GPU is a piece of hardware device that can map and perform tasks such as geometry setup and execution, texture mapping, memory access, and shaders. The term GPU was used by Nvidia with the launch of GeForce 256 because it has specif capabilities to handle extensive graphics tasks. The plus point of using GPU is that having a dedicated resources on-chip for handling specific types of workloads is more power efficient and faster.
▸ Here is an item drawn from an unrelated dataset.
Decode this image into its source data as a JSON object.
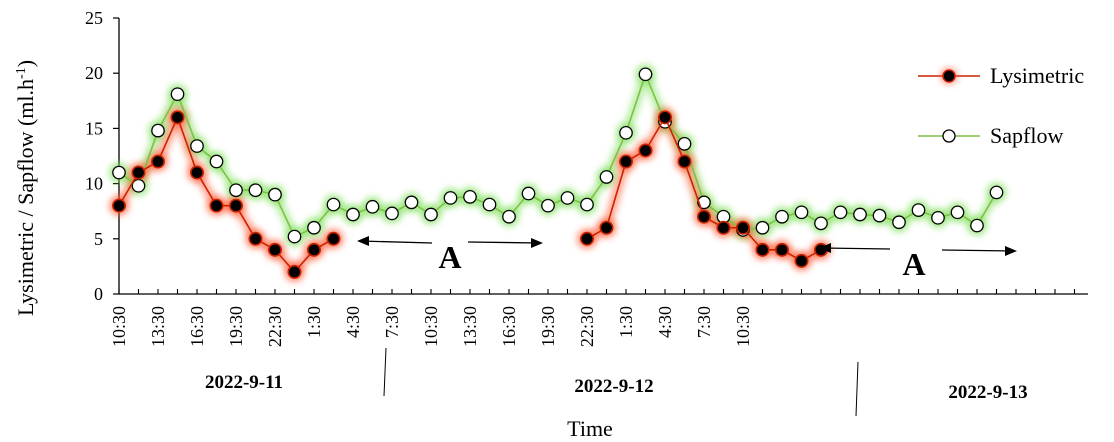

Difference between CPU and GPU:
There are various differences between CPUs and GPUs. CPU's are typically designed to execute single-threaded code as quickly and efficiently as possible and this are improved by using features such as SMT / Hyper-Threading and multi-threaded performance. But till now maximum parallel cores that have been achieved by CPU are 32-core / 64-threads. If compared with lower end GPUs from Nvidia has 384 cores. Blocks in GPUs are designed to work in parallel, they structure their cards into blocks of computing resources. Nvidia calls these blocks an SM (Streaming Multiprocessor), while AMD refers to them as a Compute Unit.
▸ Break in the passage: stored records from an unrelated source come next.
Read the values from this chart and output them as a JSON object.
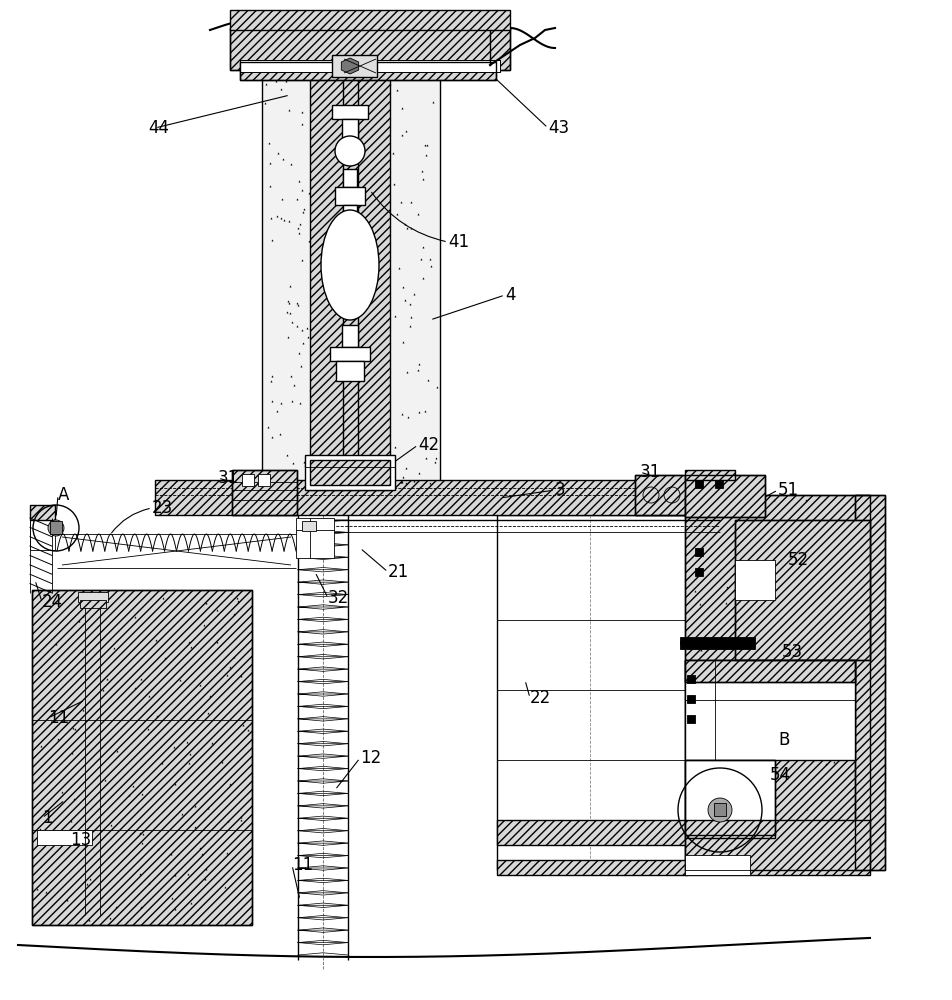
{
  "bg_color": "#ffffff",
  "fig_w": 9.53,
  "fig_h": 10.0,
  "dpi": 100,
  "lw_main": 1.0,
  "lw_thin": 0.6,
  "lw_thick": 1.5,
  "hatch_fc": "#d8d8d8",
  "concrete_fc": "#f2f2f2",
  "white_fc": "#ffffff",
  "gray_fc": "#e0e0e0"
}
Each block consists of group of cores, a scheduler, a register file, instruction cache, texture and L1 cache and texture mapping units. Performance of GPU's are basically defined in format like 4096:160:64. In this the GPU core count is the first number and larger  the core count, faster is the GPU, provided we’re comparing within the same family.

Texture Mapping and Render Outputs:
These are the important components of a GPU, The number of texture mapping units in a design dictates how quickly GPU can address and map textures on to objects. The second term in GPU format 4096:160:64 defines texture mapping. Modern games require too much texture mapping hence more the number of mapping more are the better results.

Render outputs are where the GPU’s output is assembled into an image for display on a monitor or television. Clock speed of the GPU multiplied by number of render outputs controls pixel count and higher the number of ROPs the more pixels GPU can be output simultaneously. ROPs also handle anti-aliasing.

Memory Bandwidth, Memory Capacity:
At last comes the memory bandwidth and memory capacity. Memory bandwidth is the amount of data that can be copied to and from the GPU’s dedicated VRAM buffer per second. Many advanced games require more memory bandwidth to keep steady frame rates because high amount of data flows into and out of the GPU core.

Next on board capacity is also important, this is because if amount of VRAM needed by game exceeds the GPUs capacity then, game copies data to CPU ram for storung additional data. But it takes the GPU vastly longer to pull data out of DRAM as opposed to its onboard pool of dedicated VRAM. But pulling data from RAM rather than quick pool of local memory leads to massive stuttering in the games.